C'est donc une liquidation programmée et tout le contraire du rapprochement réel des voies que nous souhaitons dans la perspective d'un lycée réellement polytechnique.

De nouveaux programmes nous ont été présentés hier.

Concernant les enseignements dits « d'exploration » la structure proposée dénature l'enseignement des disciplines qui y sont enseignées : 90 minutes par semaine, dédoublements non statutaires, absence de prise en compte pour le passage en première.

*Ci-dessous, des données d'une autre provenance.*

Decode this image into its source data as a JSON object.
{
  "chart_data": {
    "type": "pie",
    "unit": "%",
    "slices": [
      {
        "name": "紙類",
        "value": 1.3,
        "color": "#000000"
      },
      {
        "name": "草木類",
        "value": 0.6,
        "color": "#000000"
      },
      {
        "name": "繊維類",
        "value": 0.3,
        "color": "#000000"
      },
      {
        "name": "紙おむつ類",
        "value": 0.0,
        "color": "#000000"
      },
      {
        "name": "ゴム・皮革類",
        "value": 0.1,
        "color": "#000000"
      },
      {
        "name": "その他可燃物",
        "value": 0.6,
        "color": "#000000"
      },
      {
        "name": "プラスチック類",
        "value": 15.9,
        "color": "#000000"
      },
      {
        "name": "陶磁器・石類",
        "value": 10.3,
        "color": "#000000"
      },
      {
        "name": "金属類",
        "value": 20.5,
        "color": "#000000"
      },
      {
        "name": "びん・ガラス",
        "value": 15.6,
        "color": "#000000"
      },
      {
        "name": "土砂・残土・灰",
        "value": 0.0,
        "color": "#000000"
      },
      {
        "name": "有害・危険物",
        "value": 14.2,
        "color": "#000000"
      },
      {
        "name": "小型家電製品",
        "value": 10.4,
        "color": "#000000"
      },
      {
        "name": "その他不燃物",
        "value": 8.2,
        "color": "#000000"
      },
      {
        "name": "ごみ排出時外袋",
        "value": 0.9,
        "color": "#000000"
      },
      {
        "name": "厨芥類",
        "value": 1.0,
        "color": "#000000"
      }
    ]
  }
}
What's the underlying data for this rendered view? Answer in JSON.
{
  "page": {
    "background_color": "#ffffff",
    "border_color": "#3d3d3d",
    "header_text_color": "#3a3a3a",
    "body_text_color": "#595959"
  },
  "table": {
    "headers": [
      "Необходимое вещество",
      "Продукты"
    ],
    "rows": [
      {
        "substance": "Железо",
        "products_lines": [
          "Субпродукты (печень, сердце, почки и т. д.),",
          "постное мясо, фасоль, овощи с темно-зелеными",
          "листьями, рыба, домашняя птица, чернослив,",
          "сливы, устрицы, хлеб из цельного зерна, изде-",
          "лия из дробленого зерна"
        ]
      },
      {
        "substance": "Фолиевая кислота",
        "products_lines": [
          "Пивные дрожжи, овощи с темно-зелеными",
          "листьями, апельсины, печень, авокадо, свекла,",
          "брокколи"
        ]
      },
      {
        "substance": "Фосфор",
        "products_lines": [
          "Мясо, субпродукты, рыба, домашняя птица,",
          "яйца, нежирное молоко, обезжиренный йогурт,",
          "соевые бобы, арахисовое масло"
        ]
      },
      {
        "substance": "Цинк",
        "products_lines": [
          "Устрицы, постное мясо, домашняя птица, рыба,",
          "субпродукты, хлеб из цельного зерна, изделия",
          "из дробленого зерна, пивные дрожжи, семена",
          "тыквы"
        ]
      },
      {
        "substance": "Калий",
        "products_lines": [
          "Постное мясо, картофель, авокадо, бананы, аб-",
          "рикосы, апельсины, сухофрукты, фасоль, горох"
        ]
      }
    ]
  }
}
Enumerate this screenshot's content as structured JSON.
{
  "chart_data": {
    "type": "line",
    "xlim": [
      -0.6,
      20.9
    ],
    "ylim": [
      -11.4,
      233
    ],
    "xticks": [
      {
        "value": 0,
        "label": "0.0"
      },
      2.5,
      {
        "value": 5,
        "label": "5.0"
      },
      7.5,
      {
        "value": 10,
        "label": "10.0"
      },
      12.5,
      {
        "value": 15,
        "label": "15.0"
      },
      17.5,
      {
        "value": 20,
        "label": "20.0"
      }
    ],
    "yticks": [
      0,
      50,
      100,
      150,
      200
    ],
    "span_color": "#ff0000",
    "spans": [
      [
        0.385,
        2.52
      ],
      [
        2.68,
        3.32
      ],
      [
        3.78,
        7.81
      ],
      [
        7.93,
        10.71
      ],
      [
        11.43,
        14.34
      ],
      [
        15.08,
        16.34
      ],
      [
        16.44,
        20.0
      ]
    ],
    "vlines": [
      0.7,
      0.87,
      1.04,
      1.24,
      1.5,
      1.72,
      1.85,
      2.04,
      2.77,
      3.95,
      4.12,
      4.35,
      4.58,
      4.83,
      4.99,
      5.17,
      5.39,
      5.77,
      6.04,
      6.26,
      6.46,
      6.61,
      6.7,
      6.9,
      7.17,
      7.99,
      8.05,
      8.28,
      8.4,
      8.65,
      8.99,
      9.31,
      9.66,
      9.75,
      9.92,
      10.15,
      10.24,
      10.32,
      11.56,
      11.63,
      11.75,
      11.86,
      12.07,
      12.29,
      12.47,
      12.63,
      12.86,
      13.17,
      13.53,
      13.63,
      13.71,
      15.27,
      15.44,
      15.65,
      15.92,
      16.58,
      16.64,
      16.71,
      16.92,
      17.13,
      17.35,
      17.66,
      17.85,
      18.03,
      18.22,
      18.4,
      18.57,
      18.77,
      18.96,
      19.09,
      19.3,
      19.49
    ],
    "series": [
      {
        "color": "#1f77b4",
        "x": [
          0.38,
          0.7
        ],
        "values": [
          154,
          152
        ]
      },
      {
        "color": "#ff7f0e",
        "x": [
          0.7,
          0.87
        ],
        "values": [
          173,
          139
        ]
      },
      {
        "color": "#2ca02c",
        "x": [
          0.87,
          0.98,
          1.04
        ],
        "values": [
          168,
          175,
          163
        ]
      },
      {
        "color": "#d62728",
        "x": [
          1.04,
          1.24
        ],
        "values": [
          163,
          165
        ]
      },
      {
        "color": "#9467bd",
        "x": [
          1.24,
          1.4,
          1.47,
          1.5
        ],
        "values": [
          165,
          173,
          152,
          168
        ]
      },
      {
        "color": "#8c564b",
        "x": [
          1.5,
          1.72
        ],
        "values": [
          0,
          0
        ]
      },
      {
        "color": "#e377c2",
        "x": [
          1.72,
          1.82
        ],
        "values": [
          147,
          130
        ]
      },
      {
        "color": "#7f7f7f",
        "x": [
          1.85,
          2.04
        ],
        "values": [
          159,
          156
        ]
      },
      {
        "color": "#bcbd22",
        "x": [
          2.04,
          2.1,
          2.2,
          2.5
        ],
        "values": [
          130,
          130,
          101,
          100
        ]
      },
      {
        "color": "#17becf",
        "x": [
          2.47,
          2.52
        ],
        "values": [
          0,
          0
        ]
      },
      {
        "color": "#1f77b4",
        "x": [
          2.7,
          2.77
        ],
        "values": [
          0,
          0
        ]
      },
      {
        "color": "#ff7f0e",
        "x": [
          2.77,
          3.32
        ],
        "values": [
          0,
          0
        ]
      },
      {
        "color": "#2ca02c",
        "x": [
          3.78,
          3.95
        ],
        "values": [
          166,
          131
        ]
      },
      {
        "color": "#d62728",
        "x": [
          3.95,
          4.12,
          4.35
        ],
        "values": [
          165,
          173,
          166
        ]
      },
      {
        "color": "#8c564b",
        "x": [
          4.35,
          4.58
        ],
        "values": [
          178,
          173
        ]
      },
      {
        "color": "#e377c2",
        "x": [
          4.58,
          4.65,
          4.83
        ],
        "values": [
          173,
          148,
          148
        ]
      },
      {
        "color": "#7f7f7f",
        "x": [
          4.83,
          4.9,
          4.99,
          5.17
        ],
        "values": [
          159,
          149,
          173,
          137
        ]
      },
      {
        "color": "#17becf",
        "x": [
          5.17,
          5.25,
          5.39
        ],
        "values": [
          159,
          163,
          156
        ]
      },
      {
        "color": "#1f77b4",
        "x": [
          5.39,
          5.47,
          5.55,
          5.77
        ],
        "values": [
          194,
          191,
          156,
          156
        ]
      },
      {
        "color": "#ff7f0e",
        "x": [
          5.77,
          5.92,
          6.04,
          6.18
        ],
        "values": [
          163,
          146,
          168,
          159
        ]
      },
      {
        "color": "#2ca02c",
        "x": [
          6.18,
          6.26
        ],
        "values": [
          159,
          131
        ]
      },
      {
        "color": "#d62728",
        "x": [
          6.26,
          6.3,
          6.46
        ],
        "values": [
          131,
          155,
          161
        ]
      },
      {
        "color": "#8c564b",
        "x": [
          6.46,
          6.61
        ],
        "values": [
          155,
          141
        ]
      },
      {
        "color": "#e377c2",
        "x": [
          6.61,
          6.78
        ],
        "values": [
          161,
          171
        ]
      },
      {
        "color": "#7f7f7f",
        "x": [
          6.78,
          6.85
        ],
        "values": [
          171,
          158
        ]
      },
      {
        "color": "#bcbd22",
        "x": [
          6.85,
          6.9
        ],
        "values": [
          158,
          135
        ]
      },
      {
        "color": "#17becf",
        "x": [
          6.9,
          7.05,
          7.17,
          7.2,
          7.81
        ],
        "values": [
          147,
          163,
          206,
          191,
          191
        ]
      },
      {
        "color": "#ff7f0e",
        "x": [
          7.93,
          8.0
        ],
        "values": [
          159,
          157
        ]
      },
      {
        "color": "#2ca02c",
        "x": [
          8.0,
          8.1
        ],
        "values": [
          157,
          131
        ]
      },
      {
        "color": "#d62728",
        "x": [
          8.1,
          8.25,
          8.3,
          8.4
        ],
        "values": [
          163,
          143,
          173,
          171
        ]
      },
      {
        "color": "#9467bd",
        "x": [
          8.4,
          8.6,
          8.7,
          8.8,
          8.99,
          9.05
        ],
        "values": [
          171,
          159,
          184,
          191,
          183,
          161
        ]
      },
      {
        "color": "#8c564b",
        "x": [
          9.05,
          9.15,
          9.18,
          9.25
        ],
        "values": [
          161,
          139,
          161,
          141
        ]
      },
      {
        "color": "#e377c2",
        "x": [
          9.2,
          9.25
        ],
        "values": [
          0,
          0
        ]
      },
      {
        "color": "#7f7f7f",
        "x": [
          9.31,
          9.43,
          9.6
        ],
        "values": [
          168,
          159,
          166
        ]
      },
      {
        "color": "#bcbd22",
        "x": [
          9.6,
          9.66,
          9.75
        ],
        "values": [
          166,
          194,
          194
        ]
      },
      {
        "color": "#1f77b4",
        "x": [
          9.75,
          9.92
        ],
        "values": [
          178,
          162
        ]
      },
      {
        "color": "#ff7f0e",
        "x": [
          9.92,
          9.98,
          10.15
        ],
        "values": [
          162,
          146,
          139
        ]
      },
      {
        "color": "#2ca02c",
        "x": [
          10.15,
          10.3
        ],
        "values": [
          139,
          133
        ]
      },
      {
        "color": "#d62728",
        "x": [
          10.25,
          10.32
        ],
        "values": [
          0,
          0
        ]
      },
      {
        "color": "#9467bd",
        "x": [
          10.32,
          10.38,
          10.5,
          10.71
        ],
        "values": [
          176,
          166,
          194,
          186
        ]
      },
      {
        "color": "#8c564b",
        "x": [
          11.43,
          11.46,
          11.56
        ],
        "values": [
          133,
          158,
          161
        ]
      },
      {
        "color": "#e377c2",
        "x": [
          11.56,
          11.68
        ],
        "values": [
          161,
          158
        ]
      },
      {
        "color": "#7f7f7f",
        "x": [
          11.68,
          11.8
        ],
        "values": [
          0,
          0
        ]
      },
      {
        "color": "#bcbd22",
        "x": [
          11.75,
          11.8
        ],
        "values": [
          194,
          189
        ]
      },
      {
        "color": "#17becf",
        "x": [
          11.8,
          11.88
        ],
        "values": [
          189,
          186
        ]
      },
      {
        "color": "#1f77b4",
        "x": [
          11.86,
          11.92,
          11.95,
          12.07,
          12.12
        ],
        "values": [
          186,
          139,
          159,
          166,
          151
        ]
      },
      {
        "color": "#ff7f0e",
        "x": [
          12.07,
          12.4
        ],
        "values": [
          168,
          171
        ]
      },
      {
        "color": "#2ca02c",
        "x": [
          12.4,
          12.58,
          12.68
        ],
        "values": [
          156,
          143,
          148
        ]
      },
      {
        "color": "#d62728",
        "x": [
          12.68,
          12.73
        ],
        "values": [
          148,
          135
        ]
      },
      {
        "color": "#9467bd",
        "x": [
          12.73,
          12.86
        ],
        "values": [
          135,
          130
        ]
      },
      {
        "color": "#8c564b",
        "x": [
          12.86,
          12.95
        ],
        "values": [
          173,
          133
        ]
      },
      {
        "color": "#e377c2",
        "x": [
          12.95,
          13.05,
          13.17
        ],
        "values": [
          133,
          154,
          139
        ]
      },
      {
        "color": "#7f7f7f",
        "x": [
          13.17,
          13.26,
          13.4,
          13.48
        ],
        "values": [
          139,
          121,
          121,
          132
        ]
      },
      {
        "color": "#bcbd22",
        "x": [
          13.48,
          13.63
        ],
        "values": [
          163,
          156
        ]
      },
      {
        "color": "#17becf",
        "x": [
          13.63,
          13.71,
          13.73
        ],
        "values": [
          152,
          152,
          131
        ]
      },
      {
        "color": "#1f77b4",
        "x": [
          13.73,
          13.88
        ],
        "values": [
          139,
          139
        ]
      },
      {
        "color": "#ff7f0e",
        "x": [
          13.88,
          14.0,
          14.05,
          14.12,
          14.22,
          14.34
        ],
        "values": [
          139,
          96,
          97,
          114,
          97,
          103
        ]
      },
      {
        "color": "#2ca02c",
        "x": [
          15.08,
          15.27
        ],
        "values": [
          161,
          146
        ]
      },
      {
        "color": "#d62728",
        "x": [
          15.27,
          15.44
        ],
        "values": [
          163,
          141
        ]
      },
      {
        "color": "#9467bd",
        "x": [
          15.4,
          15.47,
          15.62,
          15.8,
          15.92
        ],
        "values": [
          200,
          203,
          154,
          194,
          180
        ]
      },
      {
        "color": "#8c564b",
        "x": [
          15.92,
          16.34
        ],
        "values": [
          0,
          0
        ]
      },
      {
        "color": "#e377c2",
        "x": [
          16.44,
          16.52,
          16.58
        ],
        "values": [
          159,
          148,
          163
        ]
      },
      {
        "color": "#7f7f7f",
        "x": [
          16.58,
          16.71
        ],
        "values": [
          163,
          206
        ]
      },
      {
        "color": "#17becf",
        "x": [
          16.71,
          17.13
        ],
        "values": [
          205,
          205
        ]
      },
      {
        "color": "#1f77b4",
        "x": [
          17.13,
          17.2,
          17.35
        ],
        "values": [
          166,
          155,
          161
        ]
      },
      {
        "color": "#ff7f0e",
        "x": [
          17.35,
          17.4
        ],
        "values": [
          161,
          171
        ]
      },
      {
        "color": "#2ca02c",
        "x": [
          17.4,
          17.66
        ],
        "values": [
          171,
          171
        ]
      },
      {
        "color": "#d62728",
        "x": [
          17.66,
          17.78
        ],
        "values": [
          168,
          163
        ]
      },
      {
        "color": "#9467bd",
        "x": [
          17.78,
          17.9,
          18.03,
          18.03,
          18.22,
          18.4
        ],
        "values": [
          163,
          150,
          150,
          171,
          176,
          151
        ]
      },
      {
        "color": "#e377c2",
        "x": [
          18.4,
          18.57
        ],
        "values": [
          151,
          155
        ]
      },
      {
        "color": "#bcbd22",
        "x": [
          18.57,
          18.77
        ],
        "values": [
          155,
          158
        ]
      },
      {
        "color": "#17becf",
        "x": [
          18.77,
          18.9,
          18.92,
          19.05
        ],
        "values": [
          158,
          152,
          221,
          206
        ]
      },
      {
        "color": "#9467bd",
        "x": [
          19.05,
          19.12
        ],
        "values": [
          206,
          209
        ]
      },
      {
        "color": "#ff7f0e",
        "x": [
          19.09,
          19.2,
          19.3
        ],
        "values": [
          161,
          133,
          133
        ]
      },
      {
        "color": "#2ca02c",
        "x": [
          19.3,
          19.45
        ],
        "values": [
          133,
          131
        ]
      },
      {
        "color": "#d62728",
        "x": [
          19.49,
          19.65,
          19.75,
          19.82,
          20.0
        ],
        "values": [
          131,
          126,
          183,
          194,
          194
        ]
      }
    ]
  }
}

De plus avec un tel saupoudrage aucune discipline nouvelle en seconde ne peut vraiment être appréhendée par des élèves. C'est particulièrement choquant lorsque certaines d'entre elles ouvrent sur des séries dont elles sont la spécificité : SMS, STI, STL et aussi SES et économie gestion, ces dernières formant le « pivot » respectif de la série ES et de la série STG, 2e et 3e séries en termes d'effectifs dans le cycle terminal. Cette situation en dit long sur l'avenir de ces enseignements dans la voie générale.

Mais plus généralement certains choix de contenus sont à eux seuls inquiétants. Par exemple dans la voie technologique, le programme de création et innovation technologique (axé recherche et développement) sans doute pour séduire, ne représente qu'une infime partie du monde industriel. D'un point de vue technique cet enseignement est un leurre, promettant à des débutants de réaliser un travail d'ingénieur en très peu d'heures, sans moyens et en classe entière. Dans les Principes Fondamentaux de l'Économie et de la Gestion, l'abandon, au profit d'une approche plus généraliste, de l'apprentissage des techniques qui permettait d'aborder les différentes spécialités de STG puis de BTS en offrant ainsi une voie de réussite à de nombreux élèves, pose la question de l'avenir professionnel des jeunes de ces sections qui ne parviendront pas à l'université.

En Sciences économiques et sociales le tollé provoqué par la 1ère mouture ministérielle a entraîné des modifications qui restent pour nous insuffisantes avec un seul thème obligatoire en sociologie, le recentrage sur les fondamentaux abstraits de l'économie de marché demeure. On voit d'ailleurs que la volonté affichée d'offrir à tous les élèves de seconde une culture économique correspond toujours à une tentative de formatage et de soumission à la « culture » d'entreprise et à l'économie de marché.

En histoire-géographie aussi vos choix restent contestables. La disparition d'une réelle étude du monde arabo-musulman en histoire au profit du monde de l'Occident chrétien est une option idéologique en décalage avec la laïcité et le caractère multiculturel de la société française du XXIe siècle. Au total avec autant de thèmes à traiter que dans la version précédente mais en moins de temps, souvent sans pré requis c'est un programme élitiste et bien peu pédagogique. Il cède aux sirènes du moment : développement durable à tous les étage en géographie et repli européo centriste en histoire.

Nous avons donc voté contre la plupart des nouveaux programmes qui annoncent une régression éducative parce que leur volume horaire est insuffisant mais aussi parce que leur contenu est souvent inadapté et parfois inacceptable pour la formation de la pensée critique des élèves.

Parce qu'elle est le moyen de supprimer encore des postes tout en remettant en cause la culture technique nous voterons contre votre réforme de la voie technologique comme nous l'avions fait pour la voie générale.

Ces prétendues réformes ont pour priorité d'atteindre des objectifs budgétaires dans le cadre de la Révision Générale des Politiques Publiques, et leurs contenus pédagogiques sont souvent au mieux des leurres, au pire pour certains d'entre eux, des régressions idéologiques douteuses et dangereuses.